Hull v. Sprague

49 A. 697 | R.I. | 1901

The declaration in this case is demurrable, in that it fails to allege the travel and result of the action complained of as malicious in the court where such action was begun. It is true that it appears from the voluminous pleadings in the case that there was a trial of the action complained of as malicious, in the lower court, and that it resulted in favor of the present defendant who was the plaintiff in that suit. But under all the precedents, and under the well-settled law in such cases, the travel of the original action and the result thereof should have been set out in the declaration in this case. See Newell on Malicious Pros. 396-404.

In Spring v. Besore, 12 B. Mon. 555, the court say: "The correct doctrine on the subject is, in our opinion, that the decree or judgment in favor of the plaintiff, although it be afterwards reversed, is, in cases where the parties have appeared and proof has been heard on both sides, conclusive evidence of probable cause unless other matters be relied upon to impeach the judgment or decree, and to show that it was obtained by *189 fraud; and in that case it is indispensable that such matter should be alleged in the plaintiff's declaration; for unless it be done, as the other facts which have to be stated establish the existence of probable cause, the declaration is suicidal. The plaintiff's declaration will itself always furnish evidence of probable cause when it states, as it must do, the proceedings that have taken place in the suit alleged to be malicious, and shows that a judgment or decree has been rendered against the plaintiff. To counteract the effect of the judgment or decree and the legal deduction of probable cause, it is incumbent upon him to make it appear in his declaration that such judgment or decree was unfairly obtained, and was the result of acts of malice, fraud, and oppression on the part of the defendant, designed and having the effect to deprive him of the opportunity and necessary means to have defeated the suit and obtained a judgment in his favor."

Under the decision of this court in Giusti v. Del Papa,19 R.I. 338, a judgment in the lower court in favor of a plaintiff in an action complained of as malicious is primafacie evidence of probable cause, and in effect stands as conclusive until something further is alleged in the declaration to rebut the presumption arising from the allegation of such a judgment in the lower court. See also Welch v. Ry. Co.,14 R.I. 609; Collins v. Campbell, 18 R.I. 738.

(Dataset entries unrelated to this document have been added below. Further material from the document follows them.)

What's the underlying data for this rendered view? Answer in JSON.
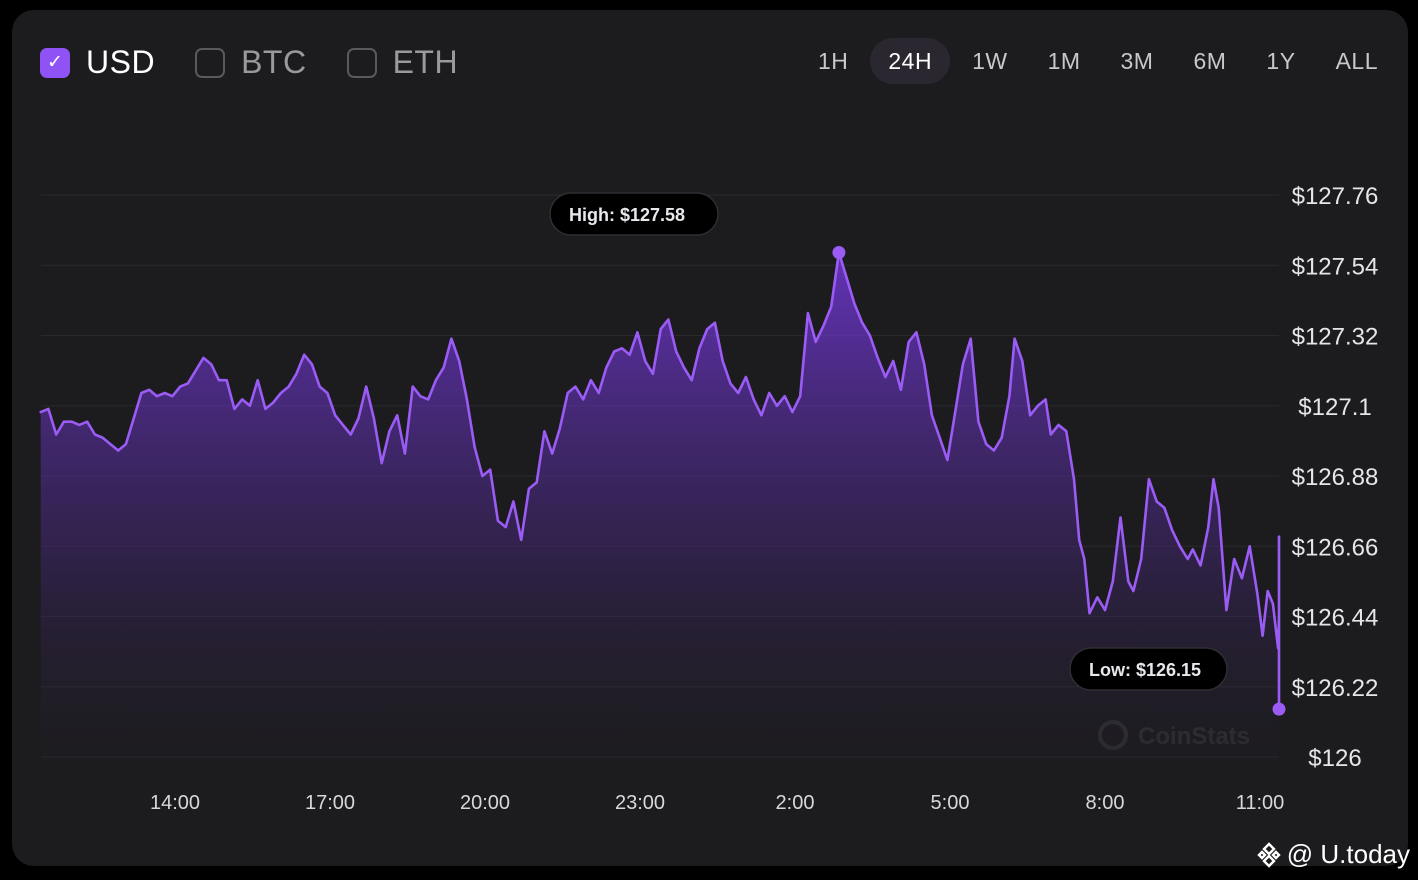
{
  "currencies": [
    {
      "label": "USD",
      "checked": true
    },
    {
      "label": "BTC",
      "checked": false
    },
    {
      "label": "ETH",
      "checked": false
    }
  ],
  "ranges": [
    {
      "label": "1H",
      "active": false
    },
    {
      "label": "24H",
      "active": true
    },
    {
      "label": "1W",
      "active": false
    },
    {
      "label": "1M",
      "active": false
    },
    {
      "label": "3M",
      "active": false
    },
    {
      "label": "6M",
      "active": false
    },
    {
      "label": "1Y",
      "active": false
    },
    {
      "label": "ALL",
      "active": false
    }
  ],
  "watermark": "CoinStats",
  "footer_brand": "@ U.today",
  "colors": {
    "accent": "#8e52f5",
    "card_bg": "#1c1c1e",
    "line": "#9b5cf6"
  },
  "chart_data": {
    "type": "area",
    "title": "",
    "xlabel": "",
    "ylabel": "",
    "x_ticks": [
      {
        "label": "14:00",
        "hour": 14
      },
      {
        "label": "17:00",
        "hour": 17
      },
      {
        "label": "20:00",
        "hour": 20
      },
      {
        "label": "23:00",
        "hour": 23
      },
      {
        "label": "2:00",
        "hour": 26
      },
      {
        "label": "5:00",
        "hour": 29
      },
      {
        "label": "8:00",
        "hour": 32
      },
      {
        "label": "11:00",
        "hour": 35
      }
    ],
    "y_ticks": [
      {
        "label": "$127.76",
        "value": 127.76
      },
      {
        "label": "$127.54",
        "value": 127.54
      },
      {
        "label": "$127.32",
        "value": 127.32
      },
      {
        "label": "$127.1",
        "value": 127.1
      },
      {
        "label": "$126.88",
        "value": 126.88
      },
      {
        "label": "$126.66",
        "value": 126.66
      },
      {
        "label": "$126.44",
        "value": 126.44
      },
      {
        "label": "$126.22",
        "value": 126.22
      },
      {
        "label": "$126",
        "value": 126.0
      }
    ],
    "ylim": [
      126.0,
      127.76
    ],
    "xlim": [
      11.4,
      35.35
    ],
    "grid": true,
    "series": [
      {
        "points": [
          [
            11.4,
            127.08
          ],
          [
            11.55,
            127.09
          ],
          [
            11.7,
            127.01
          ],
          [
            11.85,
            127.05
          ],
          [
            12.0,
            127.05
          ],
          [
            12.15,
            127.04
          ],
          [
            12.3,
            127.05
          ],
          [
            12.45,
            127.01
          ],
          [
            12.6,
            127.0
          ],
          [
            12.75,
            126.98
          ],
          [
            12.9,
            126.96
          ],
          [
            13.05,
            126.98
          ],
          [
            13.2,
            127.06
          ],
          [
            13.35,
            127.14
          ],
          [
            13.5,
            127.15
          ],
          [
            13.65,
            127.13
          ],
          [
            13.8,
            127.14
          ],
          [
            13.95,
            127.13
          ],
          [
            14.1,
            127.16
          ],
          [
            14.25,
            127.17
          ],
          [
            14.4,
            127.21
          ],
          [
            14.55,
            127.25
          ],
          [
            14.7,
            127.23
          ],
          [
            14.85,
            127.18
          ],
          [
            15.0,
            127.18
          ],
          [
            15.15,
            127.09
          ],
          [
            15.3,
            127.12
          ],
          [
            15.45,
            127.1
          ],
          [
            15.6,
            127.18
          ],
          [
            15.75,
            127.09
          ],
          [
            15.9,
            127.11
          ],
          [
            16.05,
            127.14
          ],
          [
            16.2,
            127.16
          ],
          [
            16.35,
            127.2
          ],
          [
            16.5,
            127.26
          ],
          [
            16.65,
            127.23
          ],
          [
            16.8,
            127.16
          ],
          [
            16.95,
            127.14
          ],
          [
            17.1,
            127.07
          ],
          [
            17.25,
            127.04
          ],
          [
            17.4,
            127.01
          ],
          [
            17.55,
            127.06
          ],
          [
            17.7,
            127.16
          ],
          [
            17.85,
            127.06
          ],
          [
            18.0,
            126.92
          ],
          [
            18.15,
            127.02
          ],
          [
            18.3,
            127.07
          ],
          [
            18.45,
            126.95
          ],
          [
            18.6,
            127.16
          ],
          [
            18.75,
            127.13
          ],
          [
            18.9,
            127.12
          ],
          [
            19.05,
            127.18
          ],
          [
            19.2,
            127.22
          ],
          [
            19.35,
            127.31
          ],
          [
            19.5,
            127.24
          ],
          [
            19.65,
            127.12
          ],
          [
            19.8,
            126.97
          ],
          [
            19.95,
            126.88
          ],
          [
            20.1,
            126.9
          ],
          [
            20.25,
            126.74
          ],
          [
            20.4,
            126.72
          ],
          [
            20.55,
            126.8
          ],
          [
            20.7,
            126.68
          ],
          [
            20.85,
            126.84
          ],
          [
            21.0,
            126.86
          ],
          [
            21.15,
            127.02
          ],
          [
            21.3,
            126.95
          ],
          [
            21.45,
            127.03
          ],
          [
            21.6,
            127.14
          ],
          [
            21.75,
            127.16
          ],
          [
            21.9,
            127.12
          ],
          [
            22.05,
            127.18
          ],
          [
            22.2,
            127.14
          ],
          [
            22.35,
            127.22
          ],
          [
            22.5,
            127.27
          ],
          [
            22.65,
            127.28
          ],
          [
            22.8,
            127.26
          ],
          [
            22.95,
            127.33
          ],
          [
            23.1,
            127.24
          ],
          [
            23.25,
            127.2
          ],
          [
            23.4,
            127.34
          ],
          [
            23.55,
            127.37
          ],
          [
            23.7,
            127.27
          ],
          [
            23.85,
            127.22
          ],
          [
            24.0,
            127.18
          ],
          [
            24.15,
            127.28
          ],
          [
            24.3,
            127.34
          ],
          [
            24.45,
            127.36
          ],
          [
            24.6,
            127.24
          ],
          [
            24.75,
            127.17
          ],
          [
            24.9,
            127.14
          ],
          [
            25.05,
            127.19
          ],
          [
            25.2,
            127.12
          ],
          [
            25.35,
            127.07
          ],
          [
            25.5,
            127.14
          ],
          [
            25.65,
            127.1
          ],
          [
            25.8,
            127.13
          ],
          [
            25.95,
            127.08
          ],
          [
            26.1,
            127.13
          ],
          [
            26.25,
            127.39
          ],
          [
            26.4,
            127.3
          ],
          [
            26.55,
            127.35
          ],
          [
            26.7,
            127.41
          ],
          [
            26.85,
            127.58
          ],
          [
            27.0,
            127.5
          ],
          [
            27.15,
            127.42
          ],
          [
            27.3,
            127.36
          ],
          [
            27.45,
            127.32
          ],
          [
            27.6,
            127.25
          ],
          [
            27.75,
            127.19
          ],
          [
            27.9,
            127.24
          ],
          [
            28.05,
            127.15
          ],
          [
            28.2,
            127.3
          ],
          [
            28.35,
            127.33
          ],
          [
            28.5,
            127.23
          ],
          [
            28.65,
            127.07
          ],
          [
            28.8,
            127.0
          ],
          [
            28.95,
            126.93
          ],
          [
            29.1,
            127.08
          ],
          [
            29.25,
            127.23
          ],
          [
            29.4,
            127.31
          ],
          [
            29.55,
            127.05
          ],
          [
            29.7,
            126.98
          ],
          [
            29.85,
            126.96
          ],
          [
            30.0,
            127.0
          ],
          [
            30.15,
            127.13
          ],
          [
            30.25,
            127.31
          ],
          [
            30.4,
            127.24
          ],
          [
            30.55,
            127.07
          ],
          [
            30.7,
            127.1
          ],
          [
            30.85,
            127.12
          ],
          [
            30.95,
            127.01
          ],
          [
            31.1,
            127.04
          ],
          [
            31.25,
            127.02
          ],
          [
            31.4,
            126.87
          ],
          [
            31.5,
            126.68
          ],
          [
            31.6,
            126.62
          ],
          [
            31.7,
            126.45
          ],
          [
            31.85,
            126.5
          ],
          [
            32.0,
            126.46
          ],
          [
            32.15,
            126.55
          ],
          [
            32.3,
            126.75
          ],
          [
            32.45,
            126.55
          ],
          [
            32.55,
            126.52
          ],
          [
            32.7,
            126.62
          ],
          [
            32.85,
            126.87
          ],
          [
            33.0,
            126.8
          ],
          [
            33.15,
            126.78
          ],
          [
            33.3,
            126.71
          ],
          [
            33.45,
            126.66
          ],
          [
            33.6,
            126.62
          ],
          [
            33.7,
            126.65
          ],
          [
            33.85,
            126.6
          ],
          [
            34.0,
            126.72
          ],
          [
            34.1,
            126.87
          ],
          [
            34.2,
            126.78
          ],
          [
            34.35,
            126.46
          ],
          [
            34.5,
            126.62
          ],
          [
            34.65,
            126.56
          ],
          [
            34.8,
            126.66
          ],
          [
            34.95,
            126.51
          ],
          [
            35.05,
            126.38
          ],
          [
            35.15,
            126.52
          ],
          [
            35.25,
            126.48
          ],
          [
            35.35,
            126.34
          ]
        ],
        "points_b": [
          [
            35.35,
            126.34
          ],
          [
            35.5,
            126.44
          ],
          [
            35.65,
            126.63
          ],
          [
            35.8,
            126.69
          ],
          [
            35.9,
            126.58
          ],
          [
            36.05,
            126.3
          ],
          [
            36.2,
            126.15
          ],
          [
            36.3,
            126.25
          ],
          [
            36.45,
            126.17
          ],
          [
            36.6,
            126.3
          ]
        ]
      }
    ],
    "annotations": [
      {
        "label": "High: $127.58",
        "value": 127.58
      },
      {
        "label": "Low: $126.15",
        "value": 126.15
      }
    ]
  }
}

So to draw a declaration as to necessitate or even permit the piling up of technical pleadings until they reach a demurrer to a surrejoinder, as was done in this case, before reaching an issue, when the same issue might readily have been raised by a simple declaration and a plea of the general issue thereto, ought not to be permitted.

As the defendant's demurrer to the plaintiff's surrejoinder reaches back in effect through all the pleadings and attaches upon the first substantial defect therein (Railton v. Taylor,20 R.I. 284), it reaches the defect above referred to in the declaration, and hence the demurrer is sustained and the case remanded for further proceedings.